While Fajloun values his Georgia Tech engineering education, he credits the language and humanities courses he took in the Ivan Allen College of Liberal Arts, especially in Japanese, for helping complete him as a whole person.
“You can be talented in the sciences and engineering, but if you are fulfilled by the arts and humanities, it provides a different level of creativity and makes you a better scientist or engineer,” he said.
In his case, his experience in the immersive Project GO program for ROTC cadets, a U.S. Department of Defense initiative managed at Georgia Tech by the School of Modern Languages, opened his eyes culturally in ways that even his early years living in his native Lebanon had not.
“It was the most meaningful and impactful experience. It changed my worldview and gave me a sense of the interconnectivity of cultures, of common humanity, that I hadn’t had before,” he said.
Additionally, based on his Japanese proficiency, the Air Force selected him for a language-learning program called LEAP designed to “develop cross-culturally competent leaders who can meet Air Force global mission requirements.”

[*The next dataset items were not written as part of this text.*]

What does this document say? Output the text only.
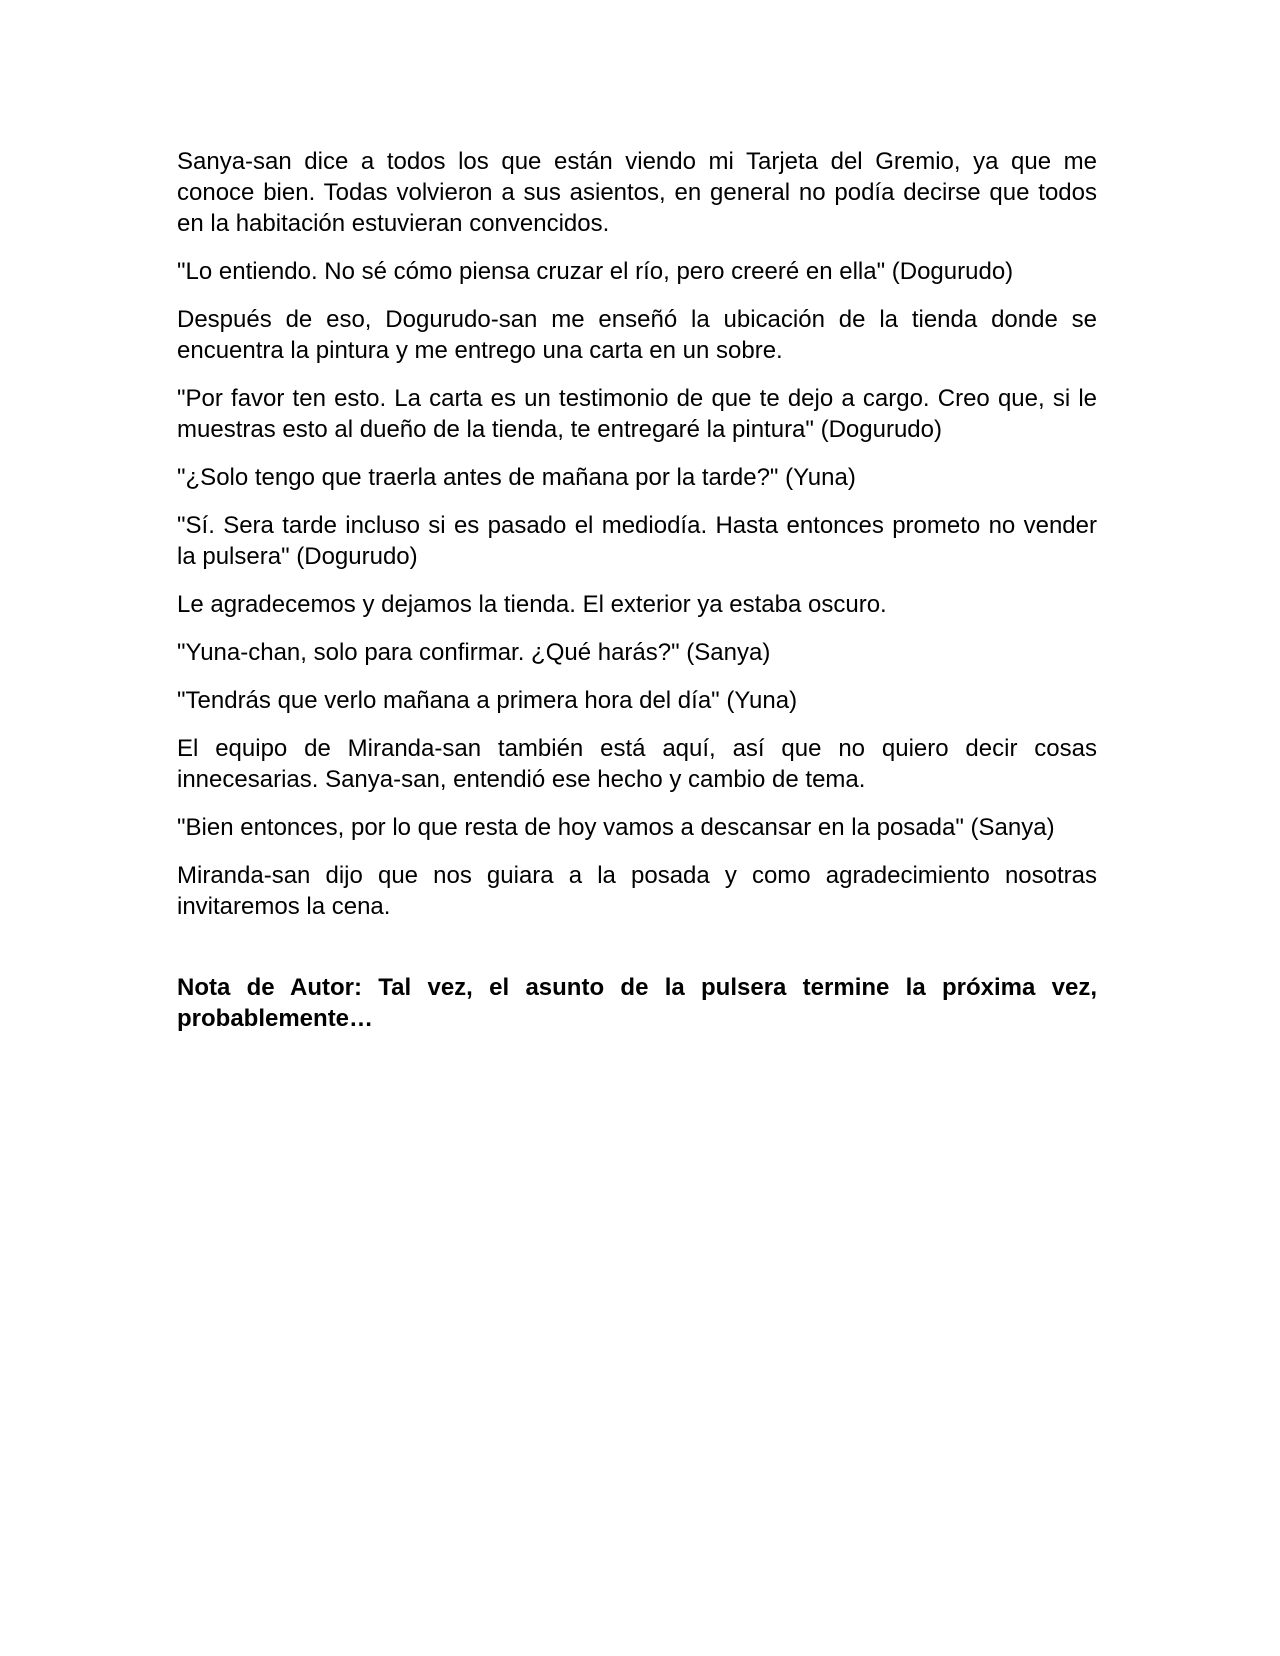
Sanya-san dice a todos los que están viendo mi Tarjeta del Gremio, ya que me conoce bien. Todas volvieron a sus asientos, en general no podía decirse que todos en la habitación estuvieran convencidos.

"Lo entiendo. No sé cómo piensa cruzar el río, pero creeré en ella" (Dogurudo)

Después de eso, Dogurudo-san me enseñó la ubicación de la tienda donde se encuentra la pintura y me entrego una carta en un sobre.

"Por favor ten esto. La carta es un testimonio de que te dejo a cargo. Creo que, si le muestras esto al dueño de la tienda, te entregaré la pintura" (Dogurudo)

"¿Solo tengo que traerla antes de mañana por la tarde?" (Yuna)

"Sí. Sera tarde incluso si es pasado el mediodía. Hasta entonces prometo no vender la pulsera" (Dogurudo)

Le agradecemos y dejamos la tienda. El exterior ya estaba oscuro.

"Yuna-chan, solo para confirmar. ¿Qué harás?" (Sanya)

"Tendrás que verlo mañana a primera hora del día" (Yuna)

El equipo de Miranda-san también está aquí, así que no quiero decir cosas innecesarias. Sanya-san, entendió ese hecho y cambio de tema.

"Bien entonces, por lo que resta de hoy vamos a descansar en la posada" (Sanya)

Miranda-san dijo que nos guiara a la posada y como agradecimiento nosotras invitaremos la cena.

Nota de Autor: Tal vez, el asunto de la pulsera termine la próxima vez, probablemente…
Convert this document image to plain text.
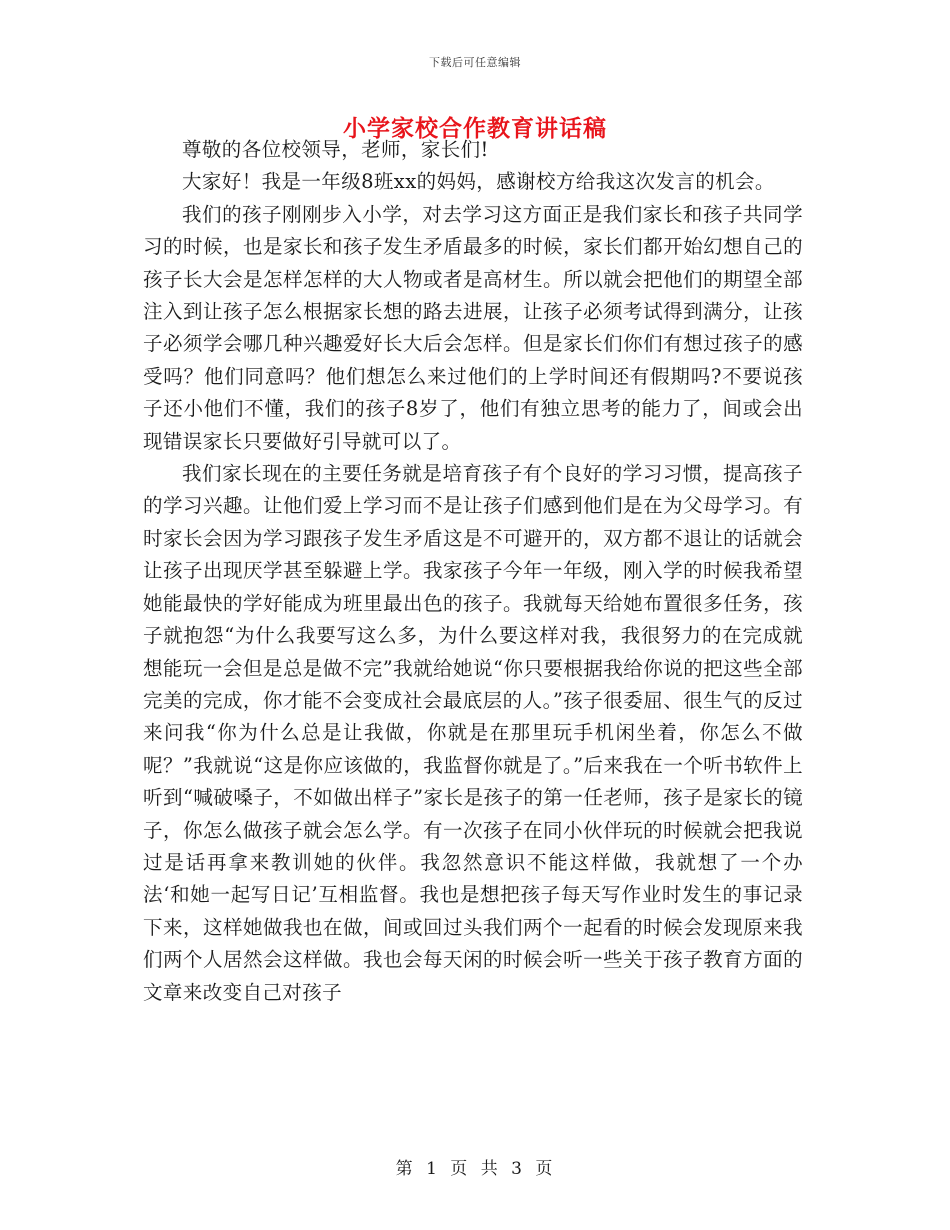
下载后可任意编辑
小学家校合作教育讲话稿

尊敬的各位校领导，老师，家长们!

大家好！我是一年级8班xx的妈妈，感谢校方给我这次发言的机会。

我们的孩子刚刚步入小学，对去学习这方面正是我们家长和孩子共同学习的时候，也是家长和孩子发生矛盾最多的时候，家长们都开始幻想自己的孩子长大会是怎样怎样的大人物或者是高材生。所以就会把他们的期望全部注入到让孩子怎么根据家长想的路去进展，让孩子必须考试得到满分，让孩子必须学会哪几种兴趣爱好长大后会怎样。但是家长们你们有想过孩子的感受吗？他们同意吗？他们想怎么来过他们的上学时间还有假期吗?不要说孩子还小他们不懂，我们的孩子8岁了，他们有独立思考的能力了，间或会出现错误家长只要做好引导就可以了。

我们家长现在的主要任务就是培育孩子有个良好的学习习惯，提高孩子的学习兴趣。让他们爱上学习而不是让孩子们感到他们是在为父母学习。有时家长会因为学习跟孩子发生矛盾这是不可避开的，双方都不退让的话就会让孩子出现厌学甚至躲避上学。我家孩子今年一年级，刚入学的时候我希望她能最快的学好能成为班里最出色的孩子。我就每天给她布置很多任务，孩子就抱怨“为什么我要写这么多，为什么要这样对我，我很努力的在完成就想能玩一会但是总是做不完”我就给她说“你只要根据我给你说的把这些全部完美的完成，你才能不会变成社会最底层的人。”孩子很委屈、很生气的反过来问我“你为什么总是让我做，你就是在那里玩手机闲坐着，你怎么不做呢？”我就说“这是你应该做的，我监督你就是了。”后来我在一个听书软件上听到“喊破嗓子，不如做出样子”家长是孩子的第一任老师，孩子是家长的镜子，你怎么做孩子就会怎么学。有一次孩子在同小伙伴玩的时候就会把我说过是话再拿来教训她的伙伴。我忽然意识不能这样做，我就想了一个办法‘和她一起写日记’互相监督。我也是想把孩子每天写作业时发生的事记录下来，这样她做我也在做，间或回过头我们两个一起看的时候会发现原来我们两个人居然会这样做。我也会每天闲的时候会听一些关于孩子教育方面的文章来改变自己对孩子

第 1 页 共 3 页
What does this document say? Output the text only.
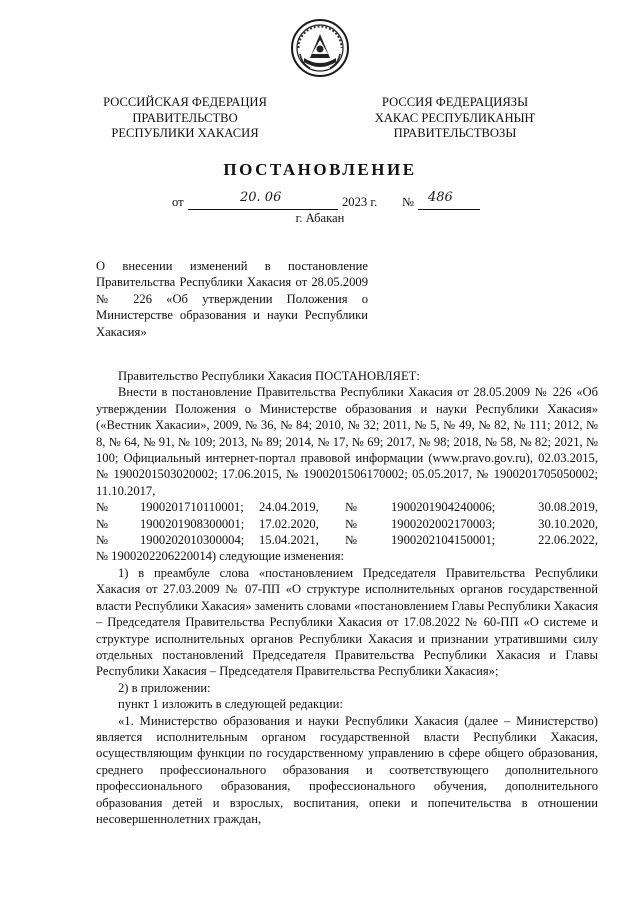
РОССИЙСКАЯ ФЕДЕРАЦИЯ
ПРАВИТЕЛЬСТВО
РЕСПУБЛИКИ ХАКАСИЯ
РОССИЯ ФЕДЕРАЦИЯЗЫ
ХАКАС РЕСПУБЛИКАНЫҤ
ПРАВИТЕЛЬСТВОЗЫ
ПОСТАНОВЛЕНИЕ
от	20. 06	2023 г. № 486
г. Абакан
О внесении изменений в постановление Правительства Республики Хакасия от 28.05.2009 № 226 «Об утверждении Положения о Министерстве образования и науки Республики Хакасия»

Правительство Республики Хакасия ПОСТАНОВЛЯЕТ:

Внести в постановление Правительства Республики Хакасия от 28.05.2009 № 226 «Об утверждении Положения о Министерстве образования и науки Республики Хакасия» («Вестник Хакасии», 2009, № 36, № 84; 2010, № 32; 2011, № 5, № 49, № 82, № 111; 2012, № 8, № 64, № 91, № 109; 2013, № 89; 2014, № 17, № 69; 2017, № 98; 2018, № 58, № 82; 2021, № 100; Официальный интернет-портал правовой информации (www.pravo.gov.ru), 02.03.2015, № 1900201503020002; 17.06.2015, № 1900201506170002; 05.05.2017, № 1900201705050002; 11.10.2017,

№	1900201710110001;	24.04.2019,	№	1900201904240006;	30.08.2019,
№	1900201908300001;	17.02.2020,	№	1900202002170003;	30.10.2020,
№	1900202010300004;	15.04.2021,	№	1900202104150001;	22.06.2022,

№ 1900202206220014) следующие изменения:

1) в преамбуле слова «постановлением Председателя Правительства Республики Хакасия от 27.03.2009 № 07-ПП «О структуре исполнительных органов государственной власти Республики Хакасия» заменить словами «постановлением Главы Республики Хакасия – Председателя Правительства Республики Хакасия от 17.08.2022 № 60-ПП «О системе и структуре исполнительных органов Республики Хакасия и признании утратившими силу отдельных постановлений Председателя Правительства Республики Хакасия и Главы Республики Хакасия – Председателя Правительства Республики Хакасия»;

2) в приложении:

пункт 1 изложить в следующей редакции:

«1. Министерство образования и науки Республики Хакасия (далее – Министерство) является исполнительным органом государственной власти Республики Хакасия, осуществляющим функции по государственному управлению в сфере общего образования, среднего профессионального образования и соответствующего дополнительного профессионального образования, профессионального обучения, дополнительного образования детей и взрослых, воспитания, опеки и попечительства в отношении несовершеннолетних граждан,
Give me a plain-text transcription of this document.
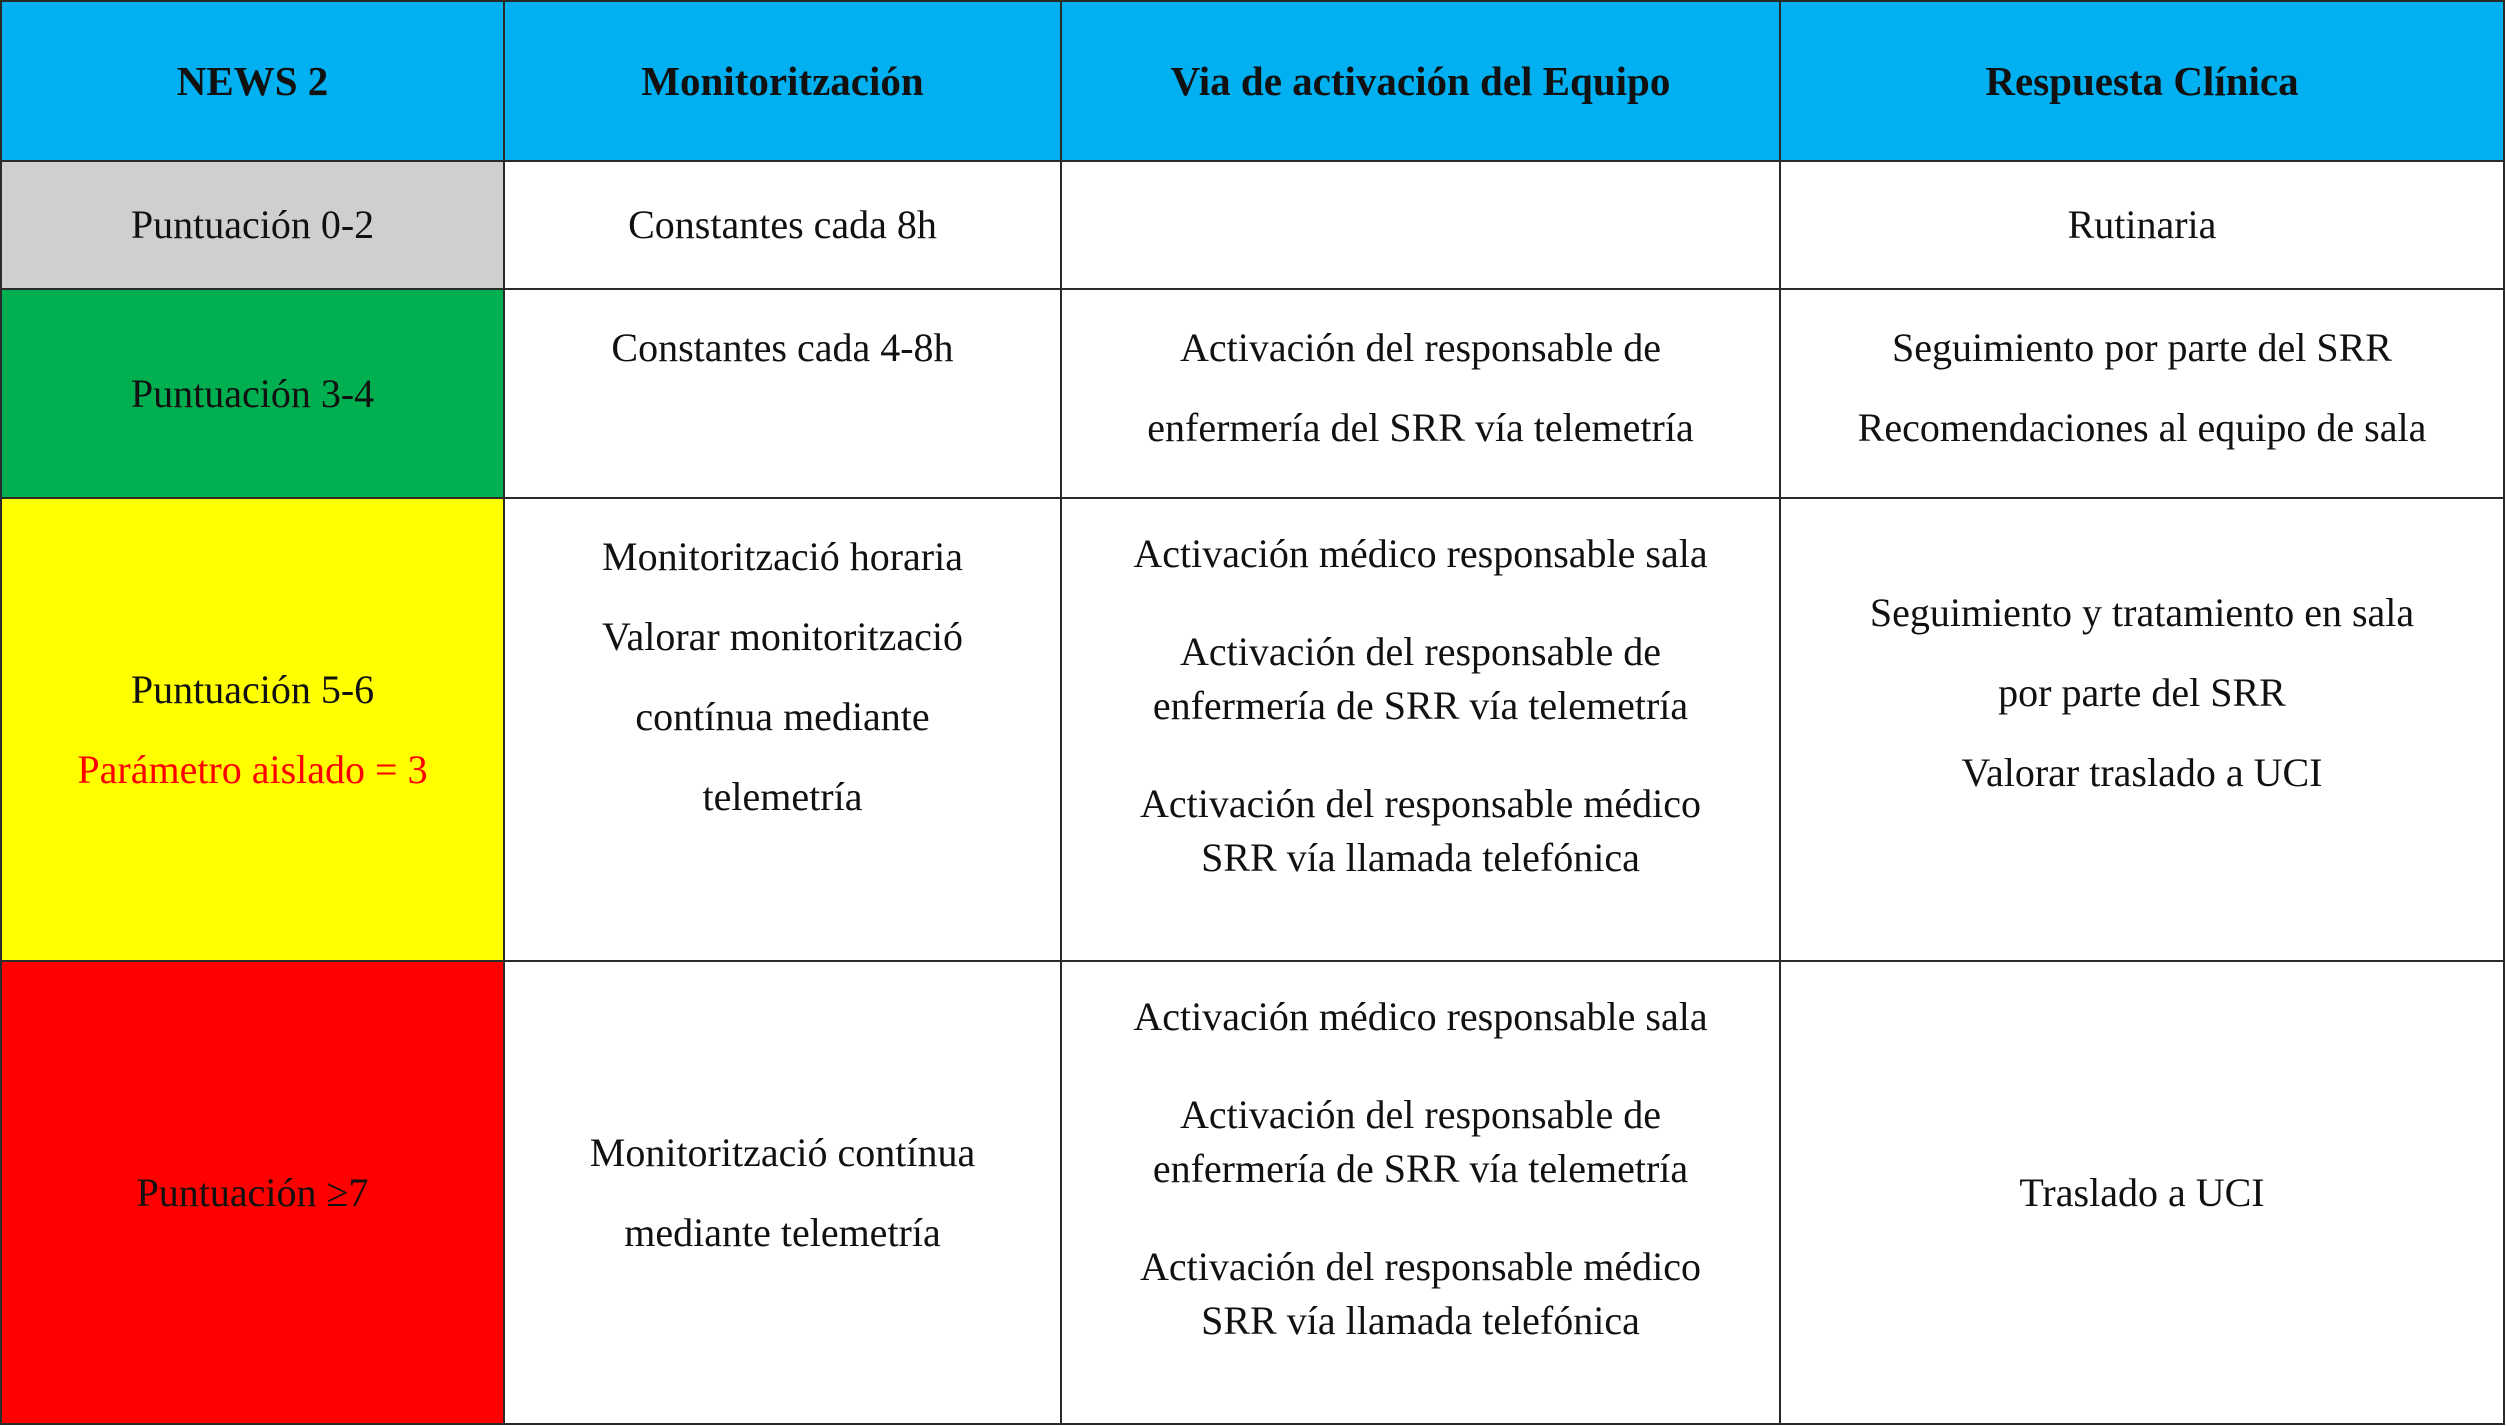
NEWS 2	Monitoritzación	Via de activación del Equipo	Respuesta Clínica

Puntuación 0-2	Constantes cada 8h		Rutinaria

Puntuación 3-4	Constantes cada 4-8h	Activación del responsable de
enfermería del SRR vía telemetría	Seguimiento por parte del SRR
Recomendaciones al equipo de sala

Puntuación 5-6
Parámetro aislado = 3	Monitorització horaria
Valorar monitorització
contínua mediante
telemetría	Activación médico responsable sala
Activación del responsable de
enfermería de SRR vía telemetría
Activación del responsable médico
SRR vía llamada telefónica	Seguimiento y tratamiento en sala
por parte del SRR
Valorar traslado a UCI

Puntuación ≥7	Monitorització contínua
mediante telemetría	Activación médico responsable sala
Activación del responsable de
enfermería de SRR vía telemetría
Activación del responsable médico
SRR vía llamada telefónica	Traslado a UCI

“The confidence and skill I will gain through this program will undoubtedly help me better support joint operations by bridging cultural and linguistic differences between U.S. and Japanese forces,” Fajloun said. “I’m grateful to the Air Force for the opportunity, and to the School of Modern Languages for helping set the table.”
Similarly, he credits his training in ROTC — which is hosted at Georgia Tech by the Ivan Allen College — for helping transform himself from a shy, insecure child into a confident, well-prepared future leader.
“I’ve become more confident, more prepared, and while I still feel fear in some situations, I’ve learned the value of making a decision and committing to it, just pushing forward,” he said.
In all, he says, it’s a confluence of forces that came from combining his top-notch Georgia Tech engineering education, his ROTC training, and his exposure to the humanities that’s made him into the prepared future leader that he is today.
“It’s like three legs of a stool. Remove any one and the structure is less sound,” he said.
Fajloun will soon report to training at Tyndall AFB, Florida.